4. His success in business led to his success in politics
As a wealthy landowner, Washington had serious problems with the Stamp Act and other restrictive British trade and commerce policies. Washington eventually joined the Virginia Assembly in 1769 and he chaired a meeting that asked for the First Continental Congress.
5. Washington had to surrender during a battle
Leading a group of troops from Virginia, Washington was forced to surrender at the Battle of Fort Necessity in July 1754 after he made a mistake in positioning the fort. The French let Washington and his troops march away after Washington signed the surrender terms.
6. Washington was a military hero at the age of 22
Washington served bravely at the British defeat at the Fort Duquesne in 1755, although the British forces were routed. Virginia then put Washington in charge of its forces, but the British army wouldn’t grant him a commission. Washington commanded a regiment that finally captured Fort Duquesne in 1758, but he then resigned from the military and went home to Mount Vernon.
7. Did Washington did turn down pleas to become a king?
After the Revolutionary War concluded, a meeting was held in Newburg, New York, where military officers voiced concerns about their back pay and there were grumblings by some that Washington should become a king. Washington diffused the crisis by making a speech that convinces his troops he would get their pay from Congress. But there was never a formal plea from the troops for Washington to become a monarch.
8. Was Washington really a moonshiner?
Washington made a style of whiskey we could consider “moonshine” today, except that he paid taxes and had a license. So we would consider him a distiller, since moonshiners don’t pay taxes. At one time, Washington’s distillery produced 11,000 gallons of whiskey in one year. As president, Washington sent military forces to western Pennsylvania to end the Whiskey Rebellion, when farmers refused to pay excise taxes.
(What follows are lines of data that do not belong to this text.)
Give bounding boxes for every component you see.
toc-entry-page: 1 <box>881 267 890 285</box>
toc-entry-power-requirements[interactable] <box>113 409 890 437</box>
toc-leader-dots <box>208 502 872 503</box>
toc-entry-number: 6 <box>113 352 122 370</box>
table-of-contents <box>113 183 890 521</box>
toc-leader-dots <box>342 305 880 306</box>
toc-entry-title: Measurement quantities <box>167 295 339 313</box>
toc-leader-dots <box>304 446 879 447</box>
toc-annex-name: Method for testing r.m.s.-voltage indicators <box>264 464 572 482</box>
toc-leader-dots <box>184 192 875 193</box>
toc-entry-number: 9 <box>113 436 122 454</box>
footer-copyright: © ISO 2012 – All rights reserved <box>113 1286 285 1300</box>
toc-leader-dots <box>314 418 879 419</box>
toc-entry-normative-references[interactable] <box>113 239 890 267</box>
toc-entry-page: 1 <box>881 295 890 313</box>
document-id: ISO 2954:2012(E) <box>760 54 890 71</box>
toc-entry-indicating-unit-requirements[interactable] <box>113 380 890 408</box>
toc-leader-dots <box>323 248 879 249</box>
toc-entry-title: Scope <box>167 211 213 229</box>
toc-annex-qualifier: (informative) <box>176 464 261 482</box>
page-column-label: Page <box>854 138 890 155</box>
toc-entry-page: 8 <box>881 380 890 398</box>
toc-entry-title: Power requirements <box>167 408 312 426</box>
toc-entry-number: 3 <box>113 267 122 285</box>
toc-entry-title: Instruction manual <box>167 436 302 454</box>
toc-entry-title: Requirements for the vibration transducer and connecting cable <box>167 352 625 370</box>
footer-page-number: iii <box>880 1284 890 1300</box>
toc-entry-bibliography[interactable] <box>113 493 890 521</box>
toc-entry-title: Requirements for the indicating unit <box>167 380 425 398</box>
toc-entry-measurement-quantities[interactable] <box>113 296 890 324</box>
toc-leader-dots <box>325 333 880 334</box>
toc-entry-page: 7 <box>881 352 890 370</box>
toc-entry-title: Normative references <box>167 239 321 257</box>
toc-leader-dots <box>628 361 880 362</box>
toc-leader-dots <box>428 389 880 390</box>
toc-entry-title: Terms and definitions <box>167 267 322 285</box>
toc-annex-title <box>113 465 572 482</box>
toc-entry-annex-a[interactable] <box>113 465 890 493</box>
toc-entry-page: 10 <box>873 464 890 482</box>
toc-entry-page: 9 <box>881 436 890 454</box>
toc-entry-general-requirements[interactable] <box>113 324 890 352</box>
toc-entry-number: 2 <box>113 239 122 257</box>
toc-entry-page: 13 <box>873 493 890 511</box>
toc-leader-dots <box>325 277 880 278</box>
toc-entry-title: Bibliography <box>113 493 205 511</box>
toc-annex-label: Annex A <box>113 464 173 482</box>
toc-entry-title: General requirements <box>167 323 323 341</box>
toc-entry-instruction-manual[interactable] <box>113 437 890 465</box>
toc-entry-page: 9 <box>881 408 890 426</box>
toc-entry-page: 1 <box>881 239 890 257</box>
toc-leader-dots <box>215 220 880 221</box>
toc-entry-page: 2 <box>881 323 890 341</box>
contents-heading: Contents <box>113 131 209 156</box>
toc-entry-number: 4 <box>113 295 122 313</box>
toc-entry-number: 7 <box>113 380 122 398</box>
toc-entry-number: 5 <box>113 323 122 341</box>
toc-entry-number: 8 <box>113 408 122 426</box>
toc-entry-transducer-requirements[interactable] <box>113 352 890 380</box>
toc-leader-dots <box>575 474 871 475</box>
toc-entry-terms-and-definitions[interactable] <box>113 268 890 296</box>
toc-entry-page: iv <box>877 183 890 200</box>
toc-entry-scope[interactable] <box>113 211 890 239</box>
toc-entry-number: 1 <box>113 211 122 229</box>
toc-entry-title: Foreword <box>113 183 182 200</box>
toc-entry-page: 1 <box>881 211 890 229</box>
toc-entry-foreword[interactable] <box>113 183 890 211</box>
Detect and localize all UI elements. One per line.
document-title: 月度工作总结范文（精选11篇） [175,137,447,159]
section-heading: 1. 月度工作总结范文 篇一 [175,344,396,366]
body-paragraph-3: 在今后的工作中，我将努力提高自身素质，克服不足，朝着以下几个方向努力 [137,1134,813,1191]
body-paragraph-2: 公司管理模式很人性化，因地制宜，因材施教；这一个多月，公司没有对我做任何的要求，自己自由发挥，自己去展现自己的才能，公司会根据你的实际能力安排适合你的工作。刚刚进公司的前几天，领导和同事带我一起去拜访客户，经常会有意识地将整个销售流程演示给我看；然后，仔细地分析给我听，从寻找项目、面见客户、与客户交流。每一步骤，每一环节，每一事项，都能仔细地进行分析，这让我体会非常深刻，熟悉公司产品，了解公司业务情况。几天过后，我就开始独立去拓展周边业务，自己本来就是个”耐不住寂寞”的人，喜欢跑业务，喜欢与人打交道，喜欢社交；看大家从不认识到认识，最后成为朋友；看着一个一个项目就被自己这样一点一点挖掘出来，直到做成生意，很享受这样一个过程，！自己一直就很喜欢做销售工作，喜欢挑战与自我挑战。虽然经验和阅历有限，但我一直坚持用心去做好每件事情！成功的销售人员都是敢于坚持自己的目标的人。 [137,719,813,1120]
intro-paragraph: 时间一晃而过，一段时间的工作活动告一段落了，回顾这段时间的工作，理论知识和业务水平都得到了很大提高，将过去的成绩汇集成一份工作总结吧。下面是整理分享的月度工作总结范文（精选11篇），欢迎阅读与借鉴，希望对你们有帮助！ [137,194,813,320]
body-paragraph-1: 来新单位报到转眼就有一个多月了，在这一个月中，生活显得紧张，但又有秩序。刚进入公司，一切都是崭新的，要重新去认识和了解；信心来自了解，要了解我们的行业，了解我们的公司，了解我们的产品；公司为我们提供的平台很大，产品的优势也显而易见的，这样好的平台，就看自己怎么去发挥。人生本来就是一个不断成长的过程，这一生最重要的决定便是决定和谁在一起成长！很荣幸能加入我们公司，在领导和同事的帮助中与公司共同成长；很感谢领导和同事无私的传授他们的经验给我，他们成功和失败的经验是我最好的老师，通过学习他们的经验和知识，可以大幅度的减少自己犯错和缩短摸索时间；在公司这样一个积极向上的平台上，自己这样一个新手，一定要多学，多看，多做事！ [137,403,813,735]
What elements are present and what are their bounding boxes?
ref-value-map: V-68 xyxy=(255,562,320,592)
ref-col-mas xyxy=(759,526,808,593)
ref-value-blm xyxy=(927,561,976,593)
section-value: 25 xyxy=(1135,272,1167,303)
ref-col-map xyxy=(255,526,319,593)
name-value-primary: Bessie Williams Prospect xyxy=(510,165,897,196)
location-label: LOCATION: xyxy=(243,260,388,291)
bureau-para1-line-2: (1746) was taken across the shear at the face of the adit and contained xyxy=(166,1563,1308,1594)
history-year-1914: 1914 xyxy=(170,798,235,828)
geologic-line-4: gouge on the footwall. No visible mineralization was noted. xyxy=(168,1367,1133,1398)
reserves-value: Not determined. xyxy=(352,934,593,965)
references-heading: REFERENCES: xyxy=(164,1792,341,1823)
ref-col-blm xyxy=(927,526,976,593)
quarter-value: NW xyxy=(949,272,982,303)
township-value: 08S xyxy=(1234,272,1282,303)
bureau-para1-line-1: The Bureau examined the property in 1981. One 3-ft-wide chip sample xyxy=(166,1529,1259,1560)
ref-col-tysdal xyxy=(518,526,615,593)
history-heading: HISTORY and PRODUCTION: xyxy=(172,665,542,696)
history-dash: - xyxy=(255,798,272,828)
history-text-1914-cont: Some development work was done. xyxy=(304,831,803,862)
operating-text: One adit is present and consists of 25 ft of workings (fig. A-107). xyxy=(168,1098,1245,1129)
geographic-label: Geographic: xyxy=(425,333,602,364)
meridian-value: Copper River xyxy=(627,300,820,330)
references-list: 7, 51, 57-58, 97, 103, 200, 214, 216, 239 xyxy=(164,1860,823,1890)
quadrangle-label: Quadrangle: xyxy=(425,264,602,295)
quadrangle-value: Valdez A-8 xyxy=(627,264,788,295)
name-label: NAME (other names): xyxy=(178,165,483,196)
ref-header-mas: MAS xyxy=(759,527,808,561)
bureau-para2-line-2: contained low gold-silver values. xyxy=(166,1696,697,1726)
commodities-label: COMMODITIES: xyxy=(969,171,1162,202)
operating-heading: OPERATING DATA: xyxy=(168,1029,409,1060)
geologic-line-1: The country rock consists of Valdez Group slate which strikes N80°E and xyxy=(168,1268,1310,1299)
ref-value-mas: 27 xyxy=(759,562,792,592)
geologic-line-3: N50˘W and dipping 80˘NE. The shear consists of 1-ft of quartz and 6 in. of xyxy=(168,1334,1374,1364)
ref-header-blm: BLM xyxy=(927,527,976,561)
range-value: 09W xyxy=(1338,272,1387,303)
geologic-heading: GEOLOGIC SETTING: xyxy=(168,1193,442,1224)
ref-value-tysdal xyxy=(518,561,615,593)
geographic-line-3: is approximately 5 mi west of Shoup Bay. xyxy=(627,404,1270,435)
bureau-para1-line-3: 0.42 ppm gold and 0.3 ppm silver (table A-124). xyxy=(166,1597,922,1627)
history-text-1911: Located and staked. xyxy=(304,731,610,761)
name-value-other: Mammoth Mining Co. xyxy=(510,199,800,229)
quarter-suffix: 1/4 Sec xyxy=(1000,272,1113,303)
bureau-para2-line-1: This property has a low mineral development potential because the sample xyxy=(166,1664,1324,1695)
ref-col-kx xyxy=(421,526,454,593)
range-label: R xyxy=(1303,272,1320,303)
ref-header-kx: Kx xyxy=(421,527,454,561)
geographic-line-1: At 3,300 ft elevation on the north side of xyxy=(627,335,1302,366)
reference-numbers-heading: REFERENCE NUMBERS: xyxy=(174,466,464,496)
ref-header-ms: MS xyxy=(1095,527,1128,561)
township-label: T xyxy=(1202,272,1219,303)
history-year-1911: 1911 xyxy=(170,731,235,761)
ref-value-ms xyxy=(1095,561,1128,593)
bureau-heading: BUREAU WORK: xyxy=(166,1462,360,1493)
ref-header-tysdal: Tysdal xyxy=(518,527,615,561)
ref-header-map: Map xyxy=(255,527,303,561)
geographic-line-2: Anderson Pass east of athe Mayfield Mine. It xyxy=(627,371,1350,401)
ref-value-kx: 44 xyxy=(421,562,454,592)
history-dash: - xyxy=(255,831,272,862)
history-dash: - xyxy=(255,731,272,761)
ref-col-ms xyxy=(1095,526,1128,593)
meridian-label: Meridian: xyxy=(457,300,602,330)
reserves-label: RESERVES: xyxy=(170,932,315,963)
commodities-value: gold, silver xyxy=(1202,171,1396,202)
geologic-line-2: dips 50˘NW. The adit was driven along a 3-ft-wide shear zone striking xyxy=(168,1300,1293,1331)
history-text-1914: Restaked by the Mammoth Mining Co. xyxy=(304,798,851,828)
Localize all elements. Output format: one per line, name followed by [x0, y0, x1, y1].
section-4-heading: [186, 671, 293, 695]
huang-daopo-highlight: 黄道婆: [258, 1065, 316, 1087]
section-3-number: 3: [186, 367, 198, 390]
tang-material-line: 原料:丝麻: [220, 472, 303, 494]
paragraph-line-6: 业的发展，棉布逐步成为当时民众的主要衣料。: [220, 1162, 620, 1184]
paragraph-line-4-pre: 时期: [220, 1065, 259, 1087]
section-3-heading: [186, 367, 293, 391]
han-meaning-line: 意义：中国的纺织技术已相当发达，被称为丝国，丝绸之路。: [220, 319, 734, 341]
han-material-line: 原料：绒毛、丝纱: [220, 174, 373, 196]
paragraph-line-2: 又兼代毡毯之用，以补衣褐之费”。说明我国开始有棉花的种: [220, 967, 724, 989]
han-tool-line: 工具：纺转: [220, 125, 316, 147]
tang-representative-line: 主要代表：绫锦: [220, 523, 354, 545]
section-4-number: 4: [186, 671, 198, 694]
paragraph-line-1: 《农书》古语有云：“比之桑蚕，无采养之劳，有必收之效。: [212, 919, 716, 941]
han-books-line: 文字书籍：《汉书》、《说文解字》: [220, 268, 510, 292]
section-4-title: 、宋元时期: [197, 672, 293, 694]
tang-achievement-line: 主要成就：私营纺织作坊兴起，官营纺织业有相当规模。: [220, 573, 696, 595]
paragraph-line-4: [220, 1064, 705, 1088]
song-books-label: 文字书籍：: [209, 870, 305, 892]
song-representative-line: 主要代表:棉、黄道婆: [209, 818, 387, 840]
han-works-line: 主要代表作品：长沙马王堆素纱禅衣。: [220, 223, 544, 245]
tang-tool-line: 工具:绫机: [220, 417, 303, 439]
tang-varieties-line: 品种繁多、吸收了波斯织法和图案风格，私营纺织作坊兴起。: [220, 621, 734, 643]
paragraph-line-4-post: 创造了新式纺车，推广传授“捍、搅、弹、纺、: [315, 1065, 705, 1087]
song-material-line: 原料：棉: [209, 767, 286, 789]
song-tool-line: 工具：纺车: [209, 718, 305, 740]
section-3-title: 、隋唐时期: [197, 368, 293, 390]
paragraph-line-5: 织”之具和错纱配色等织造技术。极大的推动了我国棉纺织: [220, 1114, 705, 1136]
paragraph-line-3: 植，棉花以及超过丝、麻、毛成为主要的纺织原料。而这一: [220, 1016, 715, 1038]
9. And what’s the deal with George growing hemp?
Like other farmers, Washington grew hemp as a cash crop, but it’s not what you think. The hemp wasn’t smoked for pleasure. It was used to make rope, paper, and other products. Washington also grew corn and wheat. He was actually quite an agricultural innovator; he introduced the concept of crop rotation. Washington, the farmer, introduced the mule to America when he bred donkeys from the King of Spain and the Marquis de Lafayette with his own horses. He had 57 mules at Mount Vernon at the time of his death.
10. Technically, Washington didn’t retire after he was president
He came out of retirement in 1798 when war with France was a possibility. President John Adams asked Washington to take command of the nation’s military and put together a force to fight the French. The following fall, Washington retired again to private life after the situation calmed down.